Let's take a quick look at /src/file_lock.

use std::fs::remove_file;
use std::time::Duration;
use std::{path::Path, fs::File};
use std::io::Write;

struct FileLock;

impl FileLock {
    fn new() -> Self {
        let path = Path::new("file.lock");
        if path.exists() {
            panic!("You can't run this program more than once");
        }
        let mut output = File::create(path).unwrap();
        write!(output, "locked").unwrap();

        Self
    }
}

impl Drop for FileLock {
    fn drop(&mut self) {
        let path = Path::new("file.lock");
        remove_file(path).unwrap();
    }
}

fn main() {
    let _lock = FileLock::new();
    // Pretend to do something important
    std::thread::sleep(Duration::from_secs(30));
}

When FileLock is created, it looks for a file named file.lock. If it exists, the program panics. If it doesn't, it makes the file. When FileLock is destroyed, the lock is deleted.

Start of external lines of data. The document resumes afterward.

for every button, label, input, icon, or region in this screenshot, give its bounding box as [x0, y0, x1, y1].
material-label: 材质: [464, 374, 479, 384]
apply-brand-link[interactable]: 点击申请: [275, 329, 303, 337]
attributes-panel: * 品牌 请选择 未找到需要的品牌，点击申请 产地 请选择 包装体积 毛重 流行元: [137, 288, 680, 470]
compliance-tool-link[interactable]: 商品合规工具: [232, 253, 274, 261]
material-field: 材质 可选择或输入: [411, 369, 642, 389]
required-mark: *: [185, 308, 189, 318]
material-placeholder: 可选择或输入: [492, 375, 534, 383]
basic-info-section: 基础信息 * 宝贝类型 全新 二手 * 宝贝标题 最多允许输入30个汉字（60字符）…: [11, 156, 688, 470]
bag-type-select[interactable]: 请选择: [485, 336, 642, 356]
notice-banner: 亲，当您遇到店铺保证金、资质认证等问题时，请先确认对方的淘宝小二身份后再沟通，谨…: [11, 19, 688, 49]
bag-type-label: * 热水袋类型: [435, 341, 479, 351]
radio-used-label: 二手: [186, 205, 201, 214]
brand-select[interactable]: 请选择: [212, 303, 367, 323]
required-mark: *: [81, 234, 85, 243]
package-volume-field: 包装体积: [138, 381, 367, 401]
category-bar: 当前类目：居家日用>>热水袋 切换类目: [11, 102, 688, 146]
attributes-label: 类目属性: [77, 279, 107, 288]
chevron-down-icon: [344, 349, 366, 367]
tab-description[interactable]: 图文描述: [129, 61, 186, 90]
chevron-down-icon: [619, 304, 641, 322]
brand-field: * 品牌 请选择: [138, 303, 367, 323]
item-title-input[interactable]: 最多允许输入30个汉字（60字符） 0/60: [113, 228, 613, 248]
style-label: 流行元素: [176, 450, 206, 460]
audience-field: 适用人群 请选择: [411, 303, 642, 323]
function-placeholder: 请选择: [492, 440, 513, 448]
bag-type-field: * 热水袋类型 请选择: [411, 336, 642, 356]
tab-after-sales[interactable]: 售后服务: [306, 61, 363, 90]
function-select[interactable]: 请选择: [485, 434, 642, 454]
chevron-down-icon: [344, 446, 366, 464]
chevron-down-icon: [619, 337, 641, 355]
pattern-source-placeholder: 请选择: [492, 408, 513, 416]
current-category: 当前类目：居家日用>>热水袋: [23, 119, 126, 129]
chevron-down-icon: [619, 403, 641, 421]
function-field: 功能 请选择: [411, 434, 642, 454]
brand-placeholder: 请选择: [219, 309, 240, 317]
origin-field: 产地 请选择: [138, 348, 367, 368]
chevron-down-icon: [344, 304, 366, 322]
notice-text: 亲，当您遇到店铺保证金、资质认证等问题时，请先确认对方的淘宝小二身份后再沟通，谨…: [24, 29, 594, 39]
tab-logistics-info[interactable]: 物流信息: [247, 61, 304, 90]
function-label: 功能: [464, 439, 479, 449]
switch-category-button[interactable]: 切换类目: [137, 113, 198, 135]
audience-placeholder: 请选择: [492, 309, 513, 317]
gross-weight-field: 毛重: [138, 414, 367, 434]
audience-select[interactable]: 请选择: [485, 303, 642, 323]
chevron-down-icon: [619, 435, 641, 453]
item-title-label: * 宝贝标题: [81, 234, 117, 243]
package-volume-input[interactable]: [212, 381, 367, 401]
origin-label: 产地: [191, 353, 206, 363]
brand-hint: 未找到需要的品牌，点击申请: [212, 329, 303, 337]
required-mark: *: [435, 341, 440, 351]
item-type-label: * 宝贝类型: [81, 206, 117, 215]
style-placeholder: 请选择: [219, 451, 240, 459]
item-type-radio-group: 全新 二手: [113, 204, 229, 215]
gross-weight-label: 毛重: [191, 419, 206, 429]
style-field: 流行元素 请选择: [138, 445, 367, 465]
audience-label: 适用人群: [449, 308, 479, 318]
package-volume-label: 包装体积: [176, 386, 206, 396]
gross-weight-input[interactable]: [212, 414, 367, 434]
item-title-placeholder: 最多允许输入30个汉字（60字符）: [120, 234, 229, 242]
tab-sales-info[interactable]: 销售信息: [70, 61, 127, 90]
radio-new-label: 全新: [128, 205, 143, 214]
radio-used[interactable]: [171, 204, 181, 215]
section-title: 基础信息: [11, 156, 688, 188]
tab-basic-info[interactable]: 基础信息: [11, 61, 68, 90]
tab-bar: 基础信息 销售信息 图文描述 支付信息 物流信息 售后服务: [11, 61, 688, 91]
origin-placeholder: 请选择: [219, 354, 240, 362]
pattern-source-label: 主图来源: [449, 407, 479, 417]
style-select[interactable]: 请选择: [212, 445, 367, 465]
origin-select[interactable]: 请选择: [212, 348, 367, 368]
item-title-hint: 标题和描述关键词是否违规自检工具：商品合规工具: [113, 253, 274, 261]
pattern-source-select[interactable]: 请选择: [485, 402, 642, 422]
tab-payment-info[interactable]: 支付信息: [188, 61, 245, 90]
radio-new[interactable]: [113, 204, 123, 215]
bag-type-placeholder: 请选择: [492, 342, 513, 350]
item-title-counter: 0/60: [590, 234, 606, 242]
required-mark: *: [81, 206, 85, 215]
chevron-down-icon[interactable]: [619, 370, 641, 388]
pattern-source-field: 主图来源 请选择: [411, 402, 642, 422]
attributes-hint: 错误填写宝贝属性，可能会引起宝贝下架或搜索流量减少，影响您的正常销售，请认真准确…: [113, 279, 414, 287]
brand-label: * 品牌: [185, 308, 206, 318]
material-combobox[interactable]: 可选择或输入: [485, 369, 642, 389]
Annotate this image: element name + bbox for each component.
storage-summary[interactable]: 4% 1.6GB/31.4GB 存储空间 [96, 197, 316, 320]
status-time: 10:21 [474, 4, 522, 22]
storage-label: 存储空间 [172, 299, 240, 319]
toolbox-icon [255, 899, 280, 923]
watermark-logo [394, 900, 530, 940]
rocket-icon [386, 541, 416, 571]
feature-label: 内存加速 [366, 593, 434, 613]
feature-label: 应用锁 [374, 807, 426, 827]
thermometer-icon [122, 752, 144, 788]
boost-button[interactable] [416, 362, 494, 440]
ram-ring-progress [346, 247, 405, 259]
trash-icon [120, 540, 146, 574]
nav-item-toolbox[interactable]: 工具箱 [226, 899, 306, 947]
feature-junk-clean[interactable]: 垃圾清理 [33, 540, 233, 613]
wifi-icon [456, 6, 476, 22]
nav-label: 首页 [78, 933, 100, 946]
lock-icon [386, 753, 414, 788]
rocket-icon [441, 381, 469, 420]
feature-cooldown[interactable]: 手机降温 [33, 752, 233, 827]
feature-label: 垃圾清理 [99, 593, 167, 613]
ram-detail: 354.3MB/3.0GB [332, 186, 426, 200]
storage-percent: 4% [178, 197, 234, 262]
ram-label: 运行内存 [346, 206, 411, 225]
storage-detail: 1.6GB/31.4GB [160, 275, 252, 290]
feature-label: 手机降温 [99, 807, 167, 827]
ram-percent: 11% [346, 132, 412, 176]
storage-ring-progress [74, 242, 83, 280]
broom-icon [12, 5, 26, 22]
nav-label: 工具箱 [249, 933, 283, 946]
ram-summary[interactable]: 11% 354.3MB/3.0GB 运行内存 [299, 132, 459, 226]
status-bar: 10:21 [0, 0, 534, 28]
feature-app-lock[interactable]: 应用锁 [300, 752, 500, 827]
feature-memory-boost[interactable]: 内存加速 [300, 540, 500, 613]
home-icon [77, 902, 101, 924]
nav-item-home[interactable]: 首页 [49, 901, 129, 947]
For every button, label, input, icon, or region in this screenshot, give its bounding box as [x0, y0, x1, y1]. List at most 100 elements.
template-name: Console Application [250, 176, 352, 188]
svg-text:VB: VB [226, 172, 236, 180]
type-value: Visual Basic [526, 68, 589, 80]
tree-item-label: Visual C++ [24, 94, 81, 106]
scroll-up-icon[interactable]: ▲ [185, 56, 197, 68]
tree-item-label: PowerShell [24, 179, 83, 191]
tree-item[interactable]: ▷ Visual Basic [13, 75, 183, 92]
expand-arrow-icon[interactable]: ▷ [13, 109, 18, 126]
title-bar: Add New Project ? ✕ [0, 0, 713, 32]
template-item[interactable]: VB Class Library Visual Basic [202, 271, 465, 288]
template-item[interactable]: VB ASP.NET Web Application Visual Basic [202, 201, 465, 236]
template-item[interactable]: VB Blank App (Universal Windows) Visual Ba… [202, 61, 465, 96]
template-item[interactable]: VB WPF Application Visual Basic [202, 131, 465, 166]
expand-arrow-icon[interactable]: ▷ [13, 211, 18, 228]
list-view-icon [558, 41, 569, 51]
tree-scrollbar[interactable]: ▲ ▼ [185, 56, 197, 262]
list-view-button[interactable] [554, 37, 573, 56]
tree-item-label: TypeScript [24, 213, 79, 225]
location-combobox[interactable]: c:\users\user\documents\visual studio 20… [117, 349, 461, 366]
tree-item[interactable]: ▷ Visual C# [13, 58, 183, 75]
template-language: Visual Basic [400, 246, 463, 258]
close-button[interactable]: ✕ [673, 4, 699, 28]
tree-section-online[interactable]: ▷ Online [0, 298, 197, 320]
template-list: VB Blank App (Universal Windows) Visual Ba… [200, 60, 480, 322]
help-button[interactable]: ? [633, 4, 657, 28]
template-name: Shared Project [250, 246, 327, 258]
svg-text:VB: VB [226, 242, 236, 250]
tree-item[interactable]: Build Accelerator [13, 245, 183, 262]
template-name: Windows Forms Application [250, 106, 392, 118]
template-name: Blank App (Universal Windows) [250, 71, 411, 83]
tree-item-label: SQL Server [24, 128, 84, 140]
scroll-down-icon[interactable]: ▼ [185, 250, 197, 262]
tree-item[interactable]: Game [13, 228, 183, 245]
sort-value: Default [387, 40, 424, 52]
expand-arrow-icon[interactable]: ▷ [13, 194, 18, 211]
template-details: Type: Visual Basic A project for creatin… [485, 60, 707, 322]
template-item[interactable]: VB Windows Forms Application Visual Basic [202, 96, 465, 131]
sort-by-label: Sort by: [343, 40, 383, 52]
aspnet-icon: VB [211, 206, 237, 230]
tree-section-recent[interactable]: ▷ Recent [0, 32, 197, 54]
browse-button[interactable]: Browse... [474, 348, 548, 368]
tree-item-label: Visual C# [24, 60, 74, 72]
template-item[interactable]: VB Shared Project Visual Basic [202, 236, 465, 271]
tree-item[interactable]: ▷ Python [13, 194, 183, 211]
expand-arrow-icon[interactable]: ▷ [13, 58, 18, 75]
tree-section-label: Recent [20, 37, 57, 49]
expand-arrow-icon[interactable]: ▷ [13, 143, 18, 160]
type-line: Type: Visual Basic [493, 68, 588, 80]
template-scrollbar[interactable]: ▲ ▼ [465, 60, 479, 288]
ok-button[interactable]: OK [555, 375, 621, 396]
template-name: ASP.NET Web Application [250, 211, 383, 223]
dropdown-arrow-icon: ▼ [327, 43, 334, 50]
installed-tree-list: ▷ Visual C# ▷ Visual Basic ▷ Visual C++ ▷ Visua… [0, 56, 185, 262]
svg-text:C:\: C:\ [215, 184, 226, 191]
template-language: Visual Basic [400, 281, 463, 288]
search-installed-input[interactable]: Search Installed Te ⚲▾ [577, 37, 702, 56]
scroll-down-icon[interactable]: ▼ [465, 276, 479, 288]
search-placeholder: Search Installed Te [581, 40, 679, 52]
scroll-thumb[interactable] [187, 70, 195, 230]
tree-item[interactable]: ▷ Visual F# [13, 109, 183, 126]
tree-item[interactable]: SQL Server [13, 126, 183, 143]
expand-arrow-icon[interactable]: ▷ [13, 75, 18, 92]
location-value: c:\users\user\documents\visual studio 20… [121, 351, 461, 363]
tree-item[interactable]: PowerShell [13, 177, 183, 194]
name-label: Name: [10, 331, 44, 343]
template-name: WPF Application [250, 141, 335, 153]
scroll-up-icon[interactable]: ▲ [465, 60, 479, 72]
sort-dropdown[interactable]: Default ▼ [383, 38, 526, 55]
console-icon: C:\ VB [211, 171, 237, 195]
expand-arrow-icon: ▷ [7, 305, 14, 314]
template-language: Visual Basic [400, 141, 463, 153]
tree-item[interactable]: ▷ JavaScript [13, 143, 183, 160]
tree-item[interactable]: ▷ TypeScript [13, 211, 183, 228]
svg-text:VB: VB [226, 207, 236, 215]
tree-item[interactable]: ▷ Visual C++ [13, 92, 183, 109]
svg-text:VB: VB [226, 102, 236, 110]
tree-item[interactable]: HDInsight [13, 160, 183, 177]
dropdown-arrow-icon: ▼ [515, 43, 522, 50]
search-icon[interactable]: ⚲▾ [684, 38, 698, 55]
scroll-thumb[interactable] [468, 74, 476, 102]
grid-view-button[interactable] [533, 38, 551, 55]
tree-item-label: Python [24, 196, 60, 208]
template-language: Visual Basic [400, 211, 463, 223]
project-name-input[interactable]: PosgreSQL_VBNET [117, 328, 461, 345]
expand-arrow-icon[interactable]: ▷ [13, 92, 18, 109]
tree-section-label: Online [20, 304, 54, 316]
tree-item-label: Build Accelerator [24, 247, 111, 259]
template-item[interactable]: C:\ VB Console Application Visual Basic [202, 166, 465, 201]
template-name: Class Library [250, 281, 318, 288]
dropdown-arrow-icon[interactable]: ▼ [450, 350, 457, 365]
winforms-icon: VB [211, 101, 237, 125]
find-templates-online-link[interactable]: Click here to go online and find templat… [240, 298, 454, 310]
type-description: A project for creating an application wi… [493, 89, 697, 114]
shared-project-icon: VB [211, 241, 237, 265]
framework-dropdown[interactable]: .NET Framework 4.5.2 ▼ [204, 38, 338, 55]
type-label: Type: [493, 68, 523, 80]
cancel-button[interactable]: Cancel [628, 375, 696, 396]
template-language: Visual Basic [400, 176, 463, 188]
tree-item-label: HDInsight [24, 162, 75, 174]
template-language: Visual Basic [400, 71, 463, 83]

Run the program: file.lock appears. Run in a second window: the program panics.

Now hit ctrl-c to terminate. The file remains! We don't have time to dive into how to handle this yet, but This Guide will give you what you need to handle this eventuality.

As we go into the break, think about how you can combine what you learned about reference counting with a Drop handler. You could bind a shared resource, lock access to it, and automatically disconnect when you are done. At very little performance cost.